Players would have been able to choose between 3 game modes (big air, half pipe and snowboard cross) with local multiplayer via Bluetooth. As far as we know SSX Out of Bounds remains the only snowboard game released for N-Gage.
Pain Boarders is a cancelled “snowboard ragdoll” game in development in 2009 by Idol Minds (now known as Deck Nine, the team that worked on Life Is Strange: Before the Storm) for Playstation 3. Since the late ’90s Idol Minds developed such snowboard games as Cool Boarders 3, Cool Boarders 4 and Cool Boarders 2001. In 2007 they released Pain for PS3, a strange ragdoll puzzle game in which you had to shoot a character with a slingshot to destroy the environment or hit targets. As we can read on Wikipedia:
“In Pain the player attempts to damage the ragdoll character they play and the environment as much as possible by flinging them from a rubber-band slingshot, using the Havok physics engine. The characters have distinctive poses and phrases, can move by “ooching” and can grab things to throw or hang from”
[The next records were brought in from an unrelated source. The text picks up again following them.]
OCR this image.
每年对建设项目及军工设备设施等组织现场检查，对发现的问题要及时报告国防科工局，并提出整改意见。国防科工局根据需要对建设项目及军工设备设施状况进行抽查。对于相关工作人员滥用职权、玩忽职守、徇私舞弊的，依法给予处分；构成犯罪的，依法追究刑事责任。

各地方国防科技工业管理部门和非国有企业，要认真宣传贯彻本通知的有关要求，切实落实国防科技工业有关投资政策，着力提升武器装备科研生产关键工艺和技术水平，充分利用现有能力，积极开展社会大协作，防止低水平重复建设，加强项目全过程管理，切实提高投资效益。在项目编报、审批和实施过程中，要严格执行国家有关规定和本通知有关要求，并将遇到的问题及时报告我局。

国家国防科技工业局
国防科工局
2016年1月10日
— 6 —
As you can imagine from the title, Pain Boarders would have been a mix between Pain and their Cool Boarders games. While Pain Boarders was never officially announced nor any footage of it was ever shown to the public, we can speculate players would have to fling a snowboarder down the snow slope and possibly creating chaos on the ski run.
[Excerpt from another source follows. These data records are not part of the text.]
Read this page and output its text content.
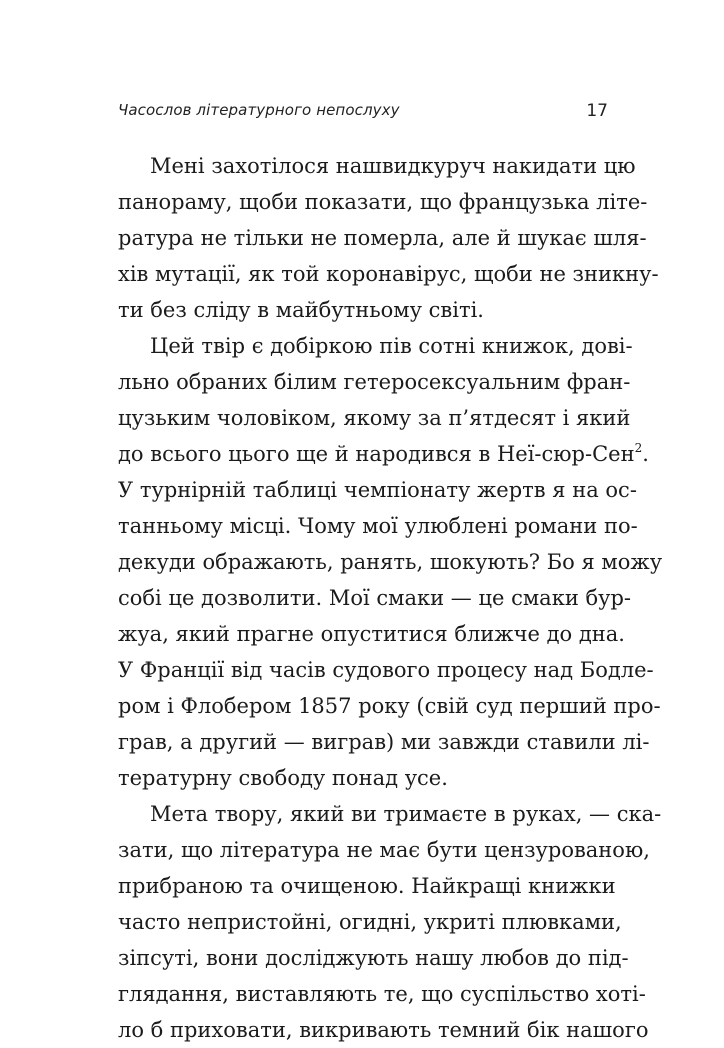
Часослов літературного непослуху	17
Мені захотілося нашвидкуруч накидати цю
панораму, щоби показати, що французька літе-
ратура не тільки не померла, але й шукає шля-
хів мутації, як той коронавірус, щоби не зникну-
ти без сліду в майбутньому світі.
Цей твір є добіркою пів сотні книжок, дові-
льно обраних білим гетеросексуальним фран-
цузьким чоловіком, якому за п’ятдесят і який
до всього цього ще й народився в Неї-сюр-Сен$^2$.
У турнірній таблиці чемпіонату жертв я на ос-
танньому місці. Чому мої улюблені романи по-
декуди ображають, ранять, шокують? Бо я можу
собі це дозволити. Мої смаки — це смаки бур-
жуа, який прагне опуститися ближче до дна.
У Франції від часів судового процесу над Бодле-
ром і Флобером 1857 року (свій суд перший про-
грав, а другий — виграв) ми завжди ставили лі-
тературну свободу понад усе.
Мета твору, який ви тримаєте в руках, — ска-
зати, що література не має бути цензурованою,
прибраною та очищеною. Найкращі книжки
часто непристойні, огидні, укриті плювками,
зіпсуті, вони досліджують нашу любов до під-
глядання, виставляють те, що суспільство хоті-
ло б приховати, викривають темний бік нашого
Many crazy characters would have been available, such as a cool yeti snowboarding on a log. Pain Boarders could really have been a fun game, but unfortunately it was canned when Sony stopped funding the project. Only a couple of images remains to remember the existence of this lost project.
Sometime in 1999, it was confirmed that a sequel to 1080° Snowboarding was coming to the Nintendo 64. Rather than Nintendo handling development of the game, they passed development on to second-party studio Left Field. When the game failed to materialise, it was confirmed that the game was no longer being produced for the N64, but for the Nintendo GameCube. Not long after this announcement, it was also confirmed that Left Field was revoking its status as a second-party studio so it could develop multi-format titles.
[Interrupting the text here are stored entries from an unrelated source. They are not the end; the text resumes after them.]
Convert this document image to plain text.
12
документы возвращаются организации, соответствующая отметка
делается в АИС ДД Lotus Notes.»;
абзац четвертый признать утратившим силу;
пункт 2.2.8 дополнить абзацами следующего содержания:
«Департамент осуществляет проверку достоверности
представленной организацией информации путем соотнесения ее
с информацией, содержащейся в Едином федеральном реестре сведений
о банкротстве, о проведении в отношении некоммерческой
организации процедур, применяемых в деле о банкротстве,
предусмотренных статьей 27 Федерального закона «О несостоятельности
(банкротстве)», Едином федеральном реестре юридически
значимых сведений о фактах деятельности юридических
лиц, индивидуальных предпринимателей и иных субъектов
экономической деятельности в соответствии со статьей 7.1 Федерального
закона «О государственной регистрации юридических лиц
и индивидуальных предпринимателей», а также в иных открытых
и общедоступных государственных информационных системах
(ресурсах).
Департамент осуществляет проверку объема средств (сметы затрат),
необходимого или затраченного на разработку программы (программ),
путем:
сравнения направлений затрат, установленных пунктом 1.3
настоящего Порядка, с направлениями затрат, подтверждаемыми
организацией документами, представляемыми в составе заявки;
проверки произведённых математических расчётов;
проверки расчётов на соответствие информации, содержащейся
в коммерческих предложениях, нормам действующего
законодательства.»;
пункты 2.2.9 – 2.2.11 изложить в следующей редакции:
Development of the game was handed to Nintendo’s American development studio, Nintendo Software Technology Corporation (NST). They originally planned to call this game 1080°: White Storm, before finally renaming this game 1080°: Avalanche. It is assumed that the game was completely rewritten by NST, but it’s possible that some elements of Left Field’s work remains. – [info from wikipedia]
The early screens and video show at least 2 different beta of the game, in which the character design and the graphic were different from the final version.